On 17 January 1992, at about 5.10pm, the Tyrone brigade of the Provisional IRA detonated a bomb planted on the side of the road just as a Mercedes van transporting workers from Karl Construction was approaching the Teebane junction, about 16 miles from Omagh in the direction of Cookstown. Fourteen workers were travelling home in the van from Lisanelly Army Barracks in Omagh when the device exploded, killing seven men instantly and wounding seven others. One of the wounded never regained consciousness and died four days later in the Royal Victoria Hospital in Belfast. Eight men in all lost their lives in the attack.
The bomb contained 300-500 lbs of home-made explosives packed into two blue barrels. It was detonated from a power source located at the vantage point, 230 metres up the hill overlooking the road that the van was due to travel. A command wire was hidden in the field along the Loughdoo Road under loose grass, connecting the detonator within the blue barrel to a battery pack which was the power source for the device. The bomb created a crater 6.4 metres in diameter and 1.4 metres deep in the grass verge on the side of the road.
The murdered men were David Samuel Harkness, William Gary Alexander Bleeks, John Robert Dunseith, John Richard McConnell, Cecil James Caldwell, Nigel William John McKee, Robert Irons and Oswald Wilson Gilchrist.
The fourteen employees had been working on a security force contract at the Lisanelly Barracks. Over the previous twelve months they had been travelling in a van belonging to Karl Construction, using the same route between Magherafelt and Omagh every working day, morning and evening. The road had not been secured by the RUC against a terrorist attack.

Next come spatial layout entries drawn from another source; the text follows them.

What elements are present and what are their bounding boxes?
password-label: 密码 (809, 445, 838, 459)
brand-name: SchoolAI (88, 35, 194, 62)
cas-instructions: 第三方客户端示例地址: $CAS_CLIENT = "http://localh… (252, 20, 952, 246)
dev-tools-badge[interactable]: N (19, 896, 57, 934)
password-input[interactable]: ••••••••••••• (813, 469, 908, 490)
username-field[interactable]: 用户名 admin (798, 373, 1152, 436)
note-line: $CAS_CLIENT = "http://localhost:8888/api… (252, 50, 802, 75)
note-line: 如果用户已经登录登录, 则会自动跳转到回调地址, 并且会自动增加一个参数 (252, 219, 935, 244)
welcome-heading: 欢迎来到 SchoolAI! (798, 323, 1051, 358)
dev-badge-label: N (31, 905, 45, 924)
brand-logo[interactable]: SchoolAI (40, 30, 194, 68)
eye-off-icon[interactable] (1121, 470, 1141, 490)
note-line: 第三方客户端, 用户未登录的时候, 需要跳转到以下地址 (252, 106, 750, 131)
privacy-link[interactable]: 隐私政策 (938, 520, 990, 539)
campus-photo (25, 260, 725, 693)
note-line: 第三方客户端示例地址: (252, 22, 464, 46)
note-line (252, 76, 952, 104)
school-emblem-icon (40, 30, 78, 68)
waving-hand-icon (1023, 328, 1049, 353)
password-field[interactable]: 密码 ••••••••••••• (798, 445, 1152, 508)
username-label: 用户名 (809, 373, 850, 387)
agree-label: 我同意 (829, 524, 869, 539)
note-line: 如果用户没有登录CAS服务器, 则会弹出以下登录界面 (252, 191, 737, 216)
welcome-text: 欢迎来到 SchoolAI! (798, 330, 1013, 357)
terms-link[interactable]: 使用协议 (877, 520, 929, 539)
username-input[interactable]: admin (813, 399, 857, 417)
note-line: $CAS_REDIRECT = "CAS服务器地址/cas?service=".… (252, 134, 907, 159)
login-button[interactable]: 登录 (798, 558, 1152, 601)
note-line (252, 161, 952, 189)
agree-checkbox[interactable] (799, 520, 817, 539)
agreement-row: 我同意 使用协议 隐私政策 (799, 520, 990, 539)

No one has ever been charged for the murders of the eight Karl Construction workers. A complaint lodged by victims was accepted within the remit of the Historical Investigation Directorate of the Police Ombudsman for Northern Ireland in September 2018 and will be investigated in due course …
The commemoration service was conducted by the Reverend William McCrea, who preached about the need to remember those who were murdered by IRA terrorists on that day. He emphasised that the duty of remembrance must be passed down from one generation to the next so that young people may prevent the tragedies of the past from being repeated in the future. He stated that if those who planned and perpetrated that wicked act are not caught in this life, they will face a day of accountability before the God of Heaven.